Robert Sandler
Novelty Automation
2 December–13 January 2023
Opening: Friday 1 December, 6–8 pm
Robert Sandler’s feathered works bend and snap in formation. With their circuitry prolapsed and Rococo-pink plumage fluffed, they articulate—and in the same motion disarticulate—painting, making of it a ghastly and cyclical charade. To flutter is to rehash a brushstroke turned dumb: in the words of Dan Flavin, “they are dumb—anonymous and inglorious”.
Each one is a composition of wires, motors, and ostrich feathers. Programmed in a looping but randomised sequence of three indistinct acts, they will themselves to a climax before dissipating it in fits and starts. Of the five works on view, three possess an L-shaped support lacquered in candy coating household gloss paint. Like Flavin’s Icons, to which the quote refers, these examples establish pop-minimal painting at the disjunctions between reverence and sycophancy, specificity and superficiality. The canvas is presented each time in a different orientation. By Sandler’s treatment, it becomes at any angle merely a surface on which to locate (or not locate) the switch.

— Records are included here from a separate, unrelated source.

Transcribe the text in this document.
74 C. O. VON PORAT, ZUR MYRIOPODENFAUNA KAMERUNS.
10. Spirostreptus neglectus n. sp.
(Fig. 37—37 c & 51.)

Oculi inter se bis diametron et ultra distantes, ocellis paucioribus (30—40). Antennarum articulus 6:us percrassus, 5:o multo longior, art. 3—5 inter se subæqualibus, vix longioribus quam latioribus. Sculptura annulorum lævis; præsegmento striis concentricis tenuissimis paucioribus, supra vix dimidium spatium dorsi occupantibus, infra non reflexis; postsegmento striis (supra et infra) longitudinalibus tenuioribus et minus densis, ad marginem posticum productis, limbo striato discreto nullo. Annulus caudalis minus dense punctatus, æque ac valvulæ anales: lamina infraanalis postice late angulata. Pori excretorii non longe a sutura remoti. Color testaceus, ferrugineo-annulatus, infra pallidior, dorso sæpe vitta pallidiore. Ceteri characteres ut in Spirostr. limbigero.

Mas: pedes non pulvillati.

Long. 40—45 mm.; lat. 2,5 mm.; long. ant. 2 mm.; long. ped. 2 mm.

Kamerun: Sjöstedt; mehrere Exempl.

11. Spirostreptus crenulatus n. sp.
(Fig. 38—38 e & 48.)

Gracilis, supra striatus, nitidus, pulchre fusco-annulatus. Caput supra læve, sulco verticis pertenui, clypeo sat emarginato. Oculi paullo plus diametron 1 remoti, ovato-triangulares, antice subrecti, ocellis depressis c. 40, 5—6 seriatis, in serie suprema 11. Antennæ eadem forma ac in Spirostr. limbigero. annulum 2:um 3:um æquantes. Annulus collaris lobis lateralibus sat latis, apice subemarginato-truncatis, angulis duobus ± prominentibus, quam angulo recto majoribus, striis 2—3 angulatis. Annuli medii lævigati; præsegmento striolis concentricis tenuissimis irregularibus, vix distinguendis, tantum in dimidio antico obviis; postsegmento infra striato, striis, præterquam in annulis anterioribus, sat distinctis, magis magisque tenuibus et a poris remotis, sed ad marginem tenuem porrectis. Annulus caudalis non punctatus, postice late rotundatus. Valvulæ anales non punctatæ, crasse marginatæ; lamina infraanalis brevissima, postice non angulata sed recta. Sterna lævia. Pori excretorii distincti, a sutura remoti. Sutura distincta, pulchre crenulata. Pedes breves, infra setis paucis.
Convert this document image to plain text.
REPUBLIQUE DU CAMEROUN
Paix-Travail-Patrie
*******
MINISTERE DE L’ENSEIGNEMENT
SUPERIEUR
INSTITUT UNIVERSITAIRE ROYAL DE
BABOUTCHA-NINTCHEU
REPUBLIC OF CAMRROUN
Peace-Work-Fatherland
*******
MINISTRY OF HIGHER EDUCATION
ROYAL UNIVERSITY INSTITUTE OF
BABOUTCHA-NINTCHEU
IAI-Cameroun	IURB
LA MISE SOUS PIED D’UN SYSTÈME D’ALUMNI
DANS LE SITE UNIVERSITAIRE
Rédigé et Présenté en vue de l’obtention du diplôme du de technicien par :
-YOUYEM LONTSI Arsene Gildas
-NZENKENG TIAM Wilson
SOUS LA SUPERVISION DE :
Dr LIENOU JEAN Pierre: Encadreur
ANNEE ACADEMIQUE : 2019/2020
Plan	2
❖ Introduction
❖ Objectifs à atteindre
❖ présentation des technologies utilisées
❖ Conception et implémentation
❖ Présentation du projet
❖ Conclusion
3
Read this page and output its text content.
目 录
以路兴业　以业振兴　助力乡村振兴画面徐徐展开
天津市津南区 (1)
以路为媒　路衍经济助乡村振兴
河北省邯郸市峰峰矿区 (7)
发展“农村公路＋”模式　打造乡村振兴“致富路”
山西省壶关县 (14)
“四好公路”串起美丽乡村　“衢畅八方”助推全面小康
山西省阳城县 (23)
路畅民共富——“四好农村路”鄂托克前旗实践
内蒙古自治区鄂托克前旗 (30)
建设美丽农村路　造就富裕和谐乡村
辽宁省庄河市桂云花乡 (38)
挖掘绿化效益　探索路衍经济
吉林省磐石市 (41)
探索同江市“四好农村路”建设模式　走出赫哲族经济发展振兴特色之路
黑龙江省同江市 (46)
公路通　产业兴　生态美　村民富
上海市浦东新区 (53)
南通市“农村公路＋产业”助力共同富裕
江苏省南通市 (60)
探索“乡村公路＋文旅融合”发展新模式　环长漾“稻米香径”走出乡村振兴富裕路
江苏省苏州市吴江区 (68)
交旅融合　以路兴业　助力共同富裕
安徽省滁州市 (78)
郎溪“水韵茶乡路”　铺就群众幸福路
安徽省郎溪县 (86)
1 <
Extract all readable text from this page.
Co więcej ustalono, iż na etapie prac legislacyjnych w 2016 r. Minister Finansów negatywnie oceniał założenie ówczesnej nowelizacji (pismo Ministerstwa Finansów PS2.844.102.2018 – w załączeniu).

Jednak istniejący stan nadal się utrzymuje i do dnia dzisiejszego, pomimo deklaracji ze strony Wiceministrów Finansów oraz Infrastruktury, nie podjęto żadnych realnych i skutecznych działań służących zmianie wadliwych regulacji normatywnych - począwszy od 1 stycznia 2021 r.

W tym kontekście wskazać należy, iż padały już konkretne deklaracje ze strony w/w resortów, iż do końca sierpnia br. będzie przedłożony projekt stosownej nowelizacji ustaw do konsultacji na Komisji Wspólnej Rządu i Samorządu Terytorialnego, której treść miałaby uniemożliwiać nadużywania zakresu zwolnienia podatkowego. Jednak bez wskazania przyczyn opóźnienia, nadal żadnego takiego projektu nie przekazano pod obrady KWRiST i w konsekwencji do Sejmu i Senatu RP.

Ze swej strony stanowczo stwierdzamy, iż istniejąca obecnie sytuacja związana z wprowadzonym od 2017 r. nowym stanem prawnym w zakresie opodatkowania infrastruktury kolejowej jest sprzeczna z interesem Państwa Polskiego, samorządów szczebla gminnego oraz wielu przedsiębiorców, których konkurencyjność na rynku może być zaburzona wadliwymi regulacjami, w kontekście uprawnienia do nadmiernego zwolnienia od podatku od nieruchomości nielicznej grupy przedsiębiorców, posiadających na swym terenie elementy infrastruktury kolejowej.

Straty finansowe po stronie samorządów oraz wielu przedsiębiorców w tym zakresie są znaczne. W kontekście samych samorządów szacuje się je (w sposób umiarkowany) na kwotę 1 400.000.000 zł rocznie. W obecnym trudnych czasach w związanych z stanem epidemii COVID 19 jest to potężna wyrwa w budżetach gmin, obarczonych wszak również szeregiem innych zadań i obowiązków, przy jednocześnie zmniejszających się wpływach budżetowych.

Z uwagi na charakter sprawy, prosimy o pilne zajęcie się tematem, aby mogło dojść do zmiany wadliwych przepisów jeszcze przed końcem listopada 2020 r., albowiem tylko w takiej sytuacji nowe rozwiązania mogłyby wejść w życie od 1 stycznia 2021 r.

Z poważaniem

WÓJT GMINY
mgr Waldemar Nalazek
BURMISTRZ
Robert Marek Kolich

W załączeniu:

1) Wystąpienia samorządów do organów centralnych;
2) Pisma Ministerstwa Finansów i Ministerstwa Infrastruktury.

In two of the works, Sandler dispenses with the support altogether. The painting is taxidermised and disbanded, or is it distilled to an anxious essence? The sum of limp-wristed parts, it dislocates our focus to other defining structures—percussion, gesture, choreography, tragicomedy.
In an earlier photograph, Sandler reaches through a large cavity to write ‘kick me’ on his own back, his face painted as a clown’s. The new works are no less self-flagellating. They bow in deference and hit themselves. They become, by their buffoonery, the gimmick that keeps on giving. At their crux is the ostrich feather. For Cady Noland, the ostrich feather is gay punctuation; it finesses a mark.[1] For Andrea Fraser, it is the exhaustion of an idea for a persona.[2] For Sandler, it is all of the above. Decadent and indispensable at once, it literalises in Seussian flourishes the eternal flirtation between painting and sculpture—the bathetic fulfilment of a potential encoded in each.
A sixth work is located in the exterior vitrine. A photograph of sprawling silk roses, the image has been algorithmically extended so that the stems now spell out the word ‘Love’ in curlicue lettering.
Robert Sandler (b. 1991, Baltimore) lives and works in New York. He holds an MFA in painting from the Milton Avery Graduate School of the Arts at Bard College, Annandale-on-Hudson. Recent solo exhibitions include Symphony for a Good Boy and Ha! Ah! at Kai Matsumiya, New York (2023 and 2021 respectively). He has participated in two-person and group exhibitions at Kai Matsumiya, New York; 15 Orient, New York; Blum & Poe, Los Angeles; Hesse Flatow, New York; and Institute for New Connotative Action, Seattle. With Pujan Karambeigi he is the publisher of Downtown Critic.
[1] Cowboy Blank with Showboat Costume, 1990.
[2] Um Monumento às Fantasias Descartadas (A Monument to Discarded Fantasies), 2003.